(CN) — A majority of Republicans continue to believe that Joe Biden's 2020 presidential election victory was the result of "voter fraud," according to a poll released Friday by Monmouth University.
The university surveyed 563 Republican and Republican-leaning voters, asking them a range of questions about what they believed and what was acceptable to them in a candidate. Fifty-five percent of respondents said they believed Biden's victory was the result of voter fraud, while 28% said he won "fair and square." That margin is less extreme than it was in November 2020 when Monmouth first asked the question. Back then, 69% said "voter fraud" and just 18% said "fair and square."
According to the more recent survey, 55% of Republicans still think you can be a good Republican and acknowledge that Biden was legitimately elected. Supporting same-sex marriage is similarly not a deal-breaker for most Republicans, though supporting legal abortion is — only 38% said a pro-choice candidate could still be a good Republican.

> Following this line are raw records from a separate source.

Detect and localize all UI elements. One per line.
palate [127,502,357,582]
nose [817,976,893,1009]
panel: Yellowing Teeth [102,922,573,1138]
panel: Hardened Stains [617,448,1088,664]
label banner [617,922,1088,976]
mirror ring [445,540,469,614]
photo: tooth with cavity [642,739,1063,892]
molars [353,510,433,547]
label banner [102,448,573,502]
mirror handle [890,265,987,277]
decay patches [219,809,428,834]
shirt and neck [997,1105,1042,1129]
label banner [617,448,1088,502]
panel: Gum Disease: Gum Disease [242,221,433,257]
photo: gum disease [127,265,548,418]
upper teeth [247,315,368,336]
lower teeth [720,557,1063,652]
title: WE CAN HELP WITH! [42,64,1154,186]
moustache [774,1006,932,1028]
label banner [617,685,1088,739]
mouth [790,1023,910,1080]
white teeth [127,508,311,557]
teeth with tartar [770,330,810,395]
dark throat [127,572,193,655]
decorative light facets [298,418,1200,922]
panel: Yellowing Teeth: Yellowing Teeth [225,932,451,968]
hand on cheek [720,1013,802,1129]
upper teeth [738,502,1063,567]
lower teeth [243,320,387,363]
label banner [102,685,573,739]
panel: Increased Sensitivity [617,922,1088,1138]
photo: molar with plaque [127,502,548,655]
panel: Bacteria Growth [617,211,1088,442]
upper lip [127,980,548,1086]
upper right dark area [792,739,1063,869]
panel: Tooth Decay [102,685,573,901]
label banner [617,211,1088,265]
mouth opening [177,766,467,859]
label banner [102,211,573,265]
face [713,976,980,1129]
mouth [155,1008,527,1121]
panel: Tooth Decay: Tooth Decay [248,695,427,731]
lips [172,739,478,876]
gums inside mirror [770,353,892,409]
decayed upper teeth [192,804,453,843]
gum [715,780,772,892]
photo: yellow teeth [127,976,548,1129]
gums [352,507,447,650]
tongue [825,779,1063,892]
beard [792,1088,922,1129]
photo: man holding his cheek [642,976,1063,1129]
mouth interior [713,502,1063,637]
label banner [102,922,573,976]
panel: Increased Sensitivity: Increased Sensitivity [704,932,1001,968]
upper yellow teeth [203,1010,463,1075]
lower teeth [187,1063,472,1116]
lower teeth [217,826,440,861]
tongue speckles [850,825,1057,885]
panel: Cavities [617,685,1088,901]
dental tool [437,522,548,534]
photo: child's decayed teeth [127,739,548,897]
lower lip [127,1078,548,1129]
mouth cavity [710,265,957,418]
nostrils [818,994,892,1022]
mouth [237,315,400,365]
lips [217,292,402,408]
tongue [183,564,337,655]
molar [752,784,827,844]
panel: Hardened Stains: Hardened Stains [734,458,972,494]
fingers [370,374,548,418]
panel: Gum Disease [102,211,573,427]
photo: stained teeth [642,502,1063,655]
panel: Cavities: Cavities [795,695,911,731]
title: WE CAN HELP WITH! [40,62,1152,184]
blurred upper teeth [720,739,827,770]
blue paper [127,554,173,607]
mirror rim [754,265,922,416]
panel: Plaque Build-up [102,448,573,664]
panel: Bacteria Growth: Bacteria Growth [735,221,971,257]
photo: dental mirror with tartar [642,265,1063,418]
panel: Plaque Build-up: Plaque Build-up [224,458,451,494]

"It’s interesting that there isn’t a clear orthodoxy on issues," said Patrick Murray, director of the independent Monmouth University Polling Institute. "That there is some leeway that you have and still be considered a good Republican. By that same token, a third of Republicans say you can’t acknowledge Joe Biden president and still be considered a Republican. That suggests there’s a sizable portion of the Republican Party that are just about the tribe and being loyal to the tribe."
He added: "That might be one of the reasons why there’s not an adherence to a policy orthodoxy. For most people, it’s just about standing by your leaders or leadership, and a cultural view of the world that is divorced from normal policy concerns. "
When asked about their preferences for the next Republican nominee for president, 39% said they prefer Florida Governor Ron DeSantis, who rose to prominence by resisting mask and vaccine mandates during the height of the Covid pandemic. Twenty-six percent said they want former President Donald Trump to be the nominee. The next most popular candidate, former Vice President Mike Pence, was picked by just 2% of respondents.
A USA Today poll released this week had DeSantis leading Trump by 23 points. But Murray played down the importance of such polls, taken far in advance of the 2024 primaries.
"Early polls really are driven by media coverage," said Murray. "Right now the media is talking about Trump vs. DeSantis as the knockout championship fight."
When asked what Trump should do if he loses the Republican nomination, 22% of those surveyed said he should run for president as an independent; 72% said he should not.
"You have a significant portion of the party that is really just about the Trump image of the party, the culture wars, them vs. us," said Murray. "There are others who are holding on to the old fiscal conservative wing of the party. The question is whether those two can continue to hang together."